5) Pre- and postoperative HBV prophylaxis in transplant recipients is variable
6) To prevent perinatal transmission in the last month in pregnant women with high viremia
7) To prevent transmission from healthcare personnel with high viremia to the patient
Dose adjustment is required in hemodialysis patients, renal transplant recipients, or liver patients with impaired renal function.
Adefovir Dipivoxil 10mg/day ≥ 12 months
1) Lamivudine-resistant chronic hepatitis B (HBeAg positive/HBeAg negative)
2) Lamivudine-resistant HBV-cirrhosis (compensated/decompensated) – “add on” treatment should be done, that is, adefovir should be added and used together without discontinuing lamivudine.
3) Hepatitis B treatment in lamivudine-resistant transplant recipients
4) “Naive” chronic hepatitis B with severe histology (stage 3-4 fibrosis)
5) “Naive” HBV-cirrhosis (compensated/decompensated) patients
-Adefovir dipivoxil dose should be adjusted according to renal function.
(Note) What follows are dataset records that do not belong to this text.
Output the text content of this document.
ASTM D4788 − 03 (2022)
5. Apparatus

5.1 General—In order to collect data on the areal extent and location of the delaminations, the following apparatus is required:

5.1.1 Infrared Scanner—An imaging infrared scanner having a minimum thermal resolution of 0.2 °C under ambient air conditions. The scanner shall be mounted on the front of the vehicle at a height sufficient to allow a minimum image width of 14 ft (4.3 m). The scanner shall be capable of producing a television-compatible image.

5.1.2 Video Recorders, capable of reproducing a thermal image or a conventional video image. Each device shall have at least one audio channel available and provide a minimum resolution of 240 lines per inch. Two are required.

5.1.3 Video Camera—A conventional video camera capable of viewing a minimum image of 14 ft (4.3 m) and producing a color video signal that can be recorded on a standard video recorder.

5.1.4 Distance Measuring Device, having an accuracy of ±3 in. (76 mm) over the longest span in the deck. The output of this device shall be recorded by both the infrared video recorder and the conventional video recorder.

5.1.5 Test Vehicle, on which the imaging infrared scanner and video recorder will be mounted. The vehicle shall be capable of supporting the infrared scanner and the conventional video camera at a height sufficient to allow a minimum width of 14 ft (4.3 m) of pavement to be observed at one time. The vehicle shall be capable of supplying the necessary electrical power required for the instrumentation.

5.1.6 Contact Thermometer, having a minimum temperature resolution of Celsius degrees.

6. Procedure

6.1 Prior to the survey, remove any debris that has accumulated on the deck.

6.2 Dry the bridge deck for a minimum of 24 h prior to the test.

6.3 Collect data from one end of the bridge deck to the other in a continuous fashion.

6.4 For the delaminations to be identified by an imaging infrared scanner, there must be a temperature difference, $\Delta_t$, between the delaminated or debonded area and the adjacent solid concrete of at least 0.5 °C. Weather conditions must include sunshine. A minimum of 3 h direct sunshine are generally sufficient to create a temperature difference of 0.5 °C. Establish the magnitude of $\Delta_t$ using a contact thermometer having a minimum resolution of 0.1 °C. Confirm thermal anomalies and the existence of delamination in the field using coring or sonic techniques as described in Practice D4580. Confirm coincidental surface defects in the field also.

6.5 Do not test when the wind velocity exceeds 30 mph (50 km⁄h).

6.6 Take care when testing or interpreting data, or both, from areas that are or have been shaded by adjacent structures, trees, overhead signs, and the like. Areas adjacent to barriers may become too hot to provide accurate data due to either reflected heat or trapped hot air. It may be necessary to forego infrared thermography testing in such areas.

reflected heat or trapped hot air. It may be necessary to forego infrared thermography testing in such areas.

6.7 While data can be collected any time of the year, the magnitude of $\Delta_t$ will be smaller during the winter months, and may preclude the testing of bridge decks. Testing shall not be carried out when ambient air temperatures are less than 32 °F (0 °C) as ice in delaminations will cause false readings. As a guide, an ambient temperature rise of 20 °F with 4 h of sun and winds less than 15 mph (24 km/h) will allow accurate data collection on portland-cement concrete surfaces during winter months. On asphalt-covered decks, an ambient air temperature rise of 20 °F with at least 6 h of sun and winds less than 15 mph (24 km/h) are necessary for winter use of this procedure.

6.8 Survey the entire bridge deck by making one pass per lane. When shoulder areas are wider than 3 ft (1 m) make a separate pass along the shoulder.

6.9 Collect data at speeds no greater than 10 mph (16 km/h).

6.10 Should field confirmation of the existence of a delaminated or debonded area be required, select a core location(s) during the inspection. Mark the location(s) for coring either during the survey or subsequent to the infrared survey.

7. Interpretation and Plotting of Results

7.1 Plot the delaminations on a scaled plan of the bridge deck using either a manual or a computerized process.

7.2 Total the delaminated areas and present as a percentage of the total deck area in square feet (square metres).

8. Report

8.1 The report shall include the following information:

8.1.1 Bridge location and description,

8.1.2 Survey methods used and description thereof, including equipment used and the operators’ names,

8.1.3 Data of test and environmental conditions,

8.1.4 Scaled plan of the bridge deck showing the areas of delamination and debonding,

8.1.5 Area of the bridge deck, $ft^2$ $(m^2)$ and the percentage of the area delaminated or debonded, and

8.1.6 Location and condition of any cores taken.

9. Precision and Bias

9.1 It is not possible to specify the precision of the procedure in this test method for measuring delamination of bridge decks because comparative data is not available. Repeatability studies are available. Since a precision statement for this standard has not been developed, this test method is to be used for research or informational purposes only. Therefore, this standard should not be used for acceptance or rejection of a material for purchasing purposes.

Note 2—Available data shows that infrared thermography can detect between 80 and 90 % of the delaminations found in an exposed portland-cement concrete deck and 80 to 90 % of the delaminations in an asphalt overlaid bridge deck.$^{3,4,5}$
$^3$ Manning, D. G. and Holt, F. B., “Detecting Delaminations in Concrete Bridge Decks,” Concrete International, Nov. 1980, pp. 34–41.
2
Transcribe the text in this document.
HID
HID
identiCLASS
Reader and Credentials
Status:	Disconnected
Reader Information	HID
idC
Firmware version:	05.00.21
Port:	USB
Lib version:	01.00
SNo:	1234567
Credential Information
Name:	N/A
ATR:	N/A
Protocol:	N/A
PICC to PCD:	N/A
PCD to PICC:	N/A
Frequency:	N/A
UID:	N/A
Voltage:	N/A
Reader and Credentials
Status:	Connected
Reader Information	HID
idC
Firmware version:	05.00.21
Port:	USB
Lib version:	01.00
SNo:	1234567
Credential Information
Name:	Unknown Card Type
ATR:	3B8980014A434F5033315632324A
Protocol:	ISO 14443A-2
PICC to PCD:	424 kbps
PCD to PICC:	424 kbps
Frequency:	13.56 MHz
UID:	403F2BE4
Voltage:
More care should be taken in terms of nephrotoxicity in patients with decompensated cirrhosis.
Entecavir
1) “Naive” chronic hepatitis B with severe histology (stage 2-4 fibrosis)
2) “Naive” HBV-cirrhosis (compensated/decompensated) patients
3) Lamivudine-resistant chronic hepatitis B (HBeAg positive/HBeAg negative)
4) Lamivudine-resistant HBV-cirrhosis (compensated/decompensated)
5) Hepatitis B treatment in lamivudine-resistant transplant recipients
-Entecavir is the antiviral drug with a high antiviral effect and the lowest risk of resistance development in naive patients. To date, resistance characterized by virological and biochemical breakage in naïve patients has been negligible (<1% at 3 years). However, resistance may develop (18% in 3 years) in patients who are resistant to lamivudine (25).